Verify certificate is being served correctly:
# Check ingress controller logs
kubectl logs -n ingress-nginx deployment/ingress-nginx-controller | grep -i tls
# Test TLS connection
curl -kv https://<ingress-ip> -H "Host: example.com"
# Verify certificate matches private key
kubectl get secret my-tls-secret -n <namespace> \
-o jsonpath='{.data.tls\.crt}' | base64 -d | \
openssl x509 -noout -modulus | openssl md5
kubectl get secret my-tls-secret -n <namespace> \
-o jsonpath='{.data.tls\.key}' | base64 -d | \
openssl rsa -noout -modulus | openssl md5
# Both MD5 hashes should matchcert-manager Best Practices:
- Always test with Let's Encrypt staging first: https://acme-staging-v02.api.letsencrypt.org/directory
- Use a monitored email address for renewal notifications
- Let cert-manager manage secrets; avoid manual modifications
- Monitor Certificate status: kubectl describe certificate <name>
Common cert-manager Issues:
- Incorrect ACME URL (use acme-v02, not acme-v2)

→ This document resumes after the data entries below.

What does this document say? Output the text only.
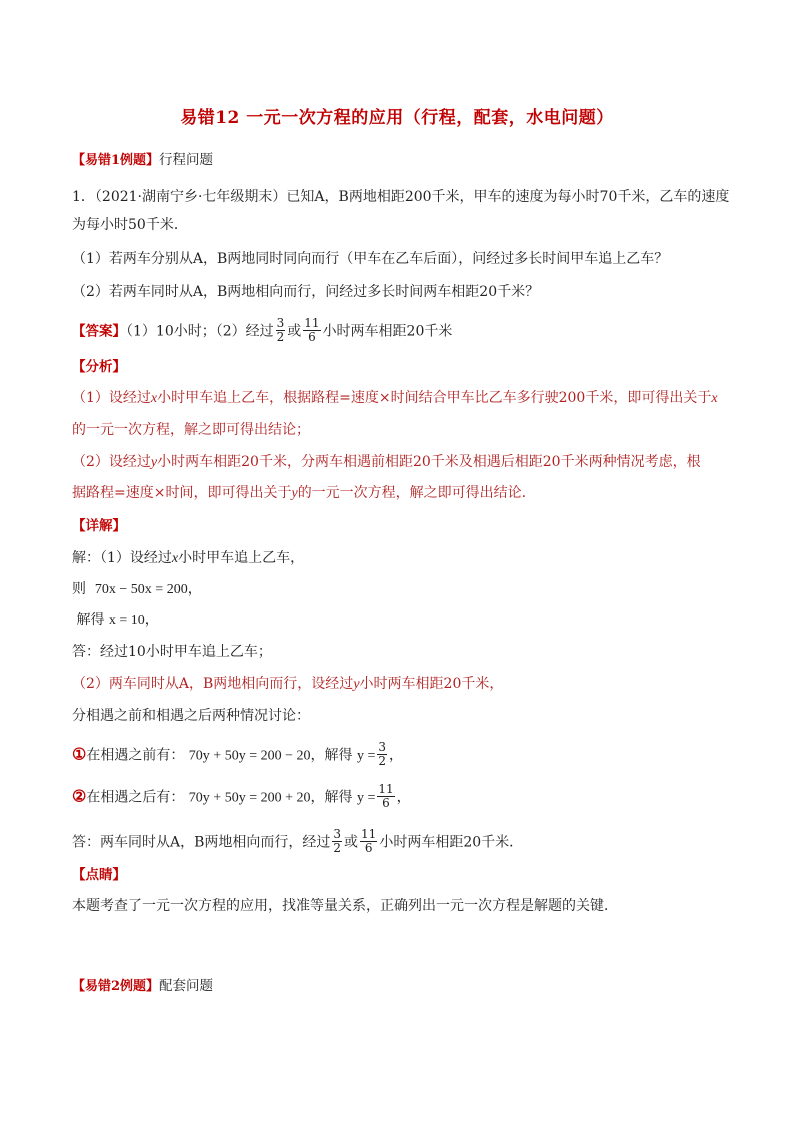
易错12 一元一次方程的应用（行程，配套，水电问题）
【易错1例题】行程问题
1．（2021·湖南宁乡·七年级期末）已知A，B两地相距200千米，甲车的速度为每小时70千米，乙车的速度
为每小时50千米．
（1）若两车分别从A，B两地同时同向而行（甲车在乙车后面），问经过多长时间甲车追上乙车？
（2）若两车同时从A，B两地相向而行，问经过多长时间两车相距20千米？
【答案】（1）10小时；（2）经过 $\frac{3}{2}$ 或 $\frac{11}{6}$ 小时两车相距20千米
【分析】
（1）设经过x小时甲车追上乙车，根据路程=速度×时间结合甲车比乙车多行驶200千米，即可得出关于x
的一元一次方程，解之即可得出结论；
（2）设经过y小时两车相距20千米，分两车相遇前相距20千米及相遇后相距20千米两种情况考虑，根
据路程=速度×时间，即可得出关于y的一元一次方程，解之即可得出结论．
【详解】
解：（1）设经过x小时甲车追上乙车，
则 70x − 50x = 200，
解得 x = 10，
答：经过10小时甲车追上乙车；
（2）两车同时从A，B两地相向而行，设经过y小时两车相距20千米，
分相遇之前和相遇之后两种情况讨论：
①在相遇之前有： 70y + 50y = 200 − 20，解得 $y = \frac{3}{2}$ ，
②在相遇之后有： 70y + 50y = 200 + 20，解得 $y = \frac{11}{6}$ ，
答：两车同时从A，B两地相向而行，经过 $\frac{3}{2}$ 或 $\frac{11}{6}$ 小时两车相距20千米．
【点睛】
本题考查了一元一次方程的应用，找准等量关系，正确列出一元一次方程是解题的关键．
【易错2例题】配套问题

- Challenge failures—ensure domain resolves to cluster IP
- Rate limiting—Let's Encrypt has strict limits; use staging for testing
- Secret name conflicts—use unique names for Ingress TLS vs issuer privateKeySecretRef
Namespace Isolation: TLS secrets must be in the same namespace as the Ingress. Cross-namespace references are not supported. For multi-namespace setups, either create secrets in each namespace or use cert-manager's Certificate resource per namespace.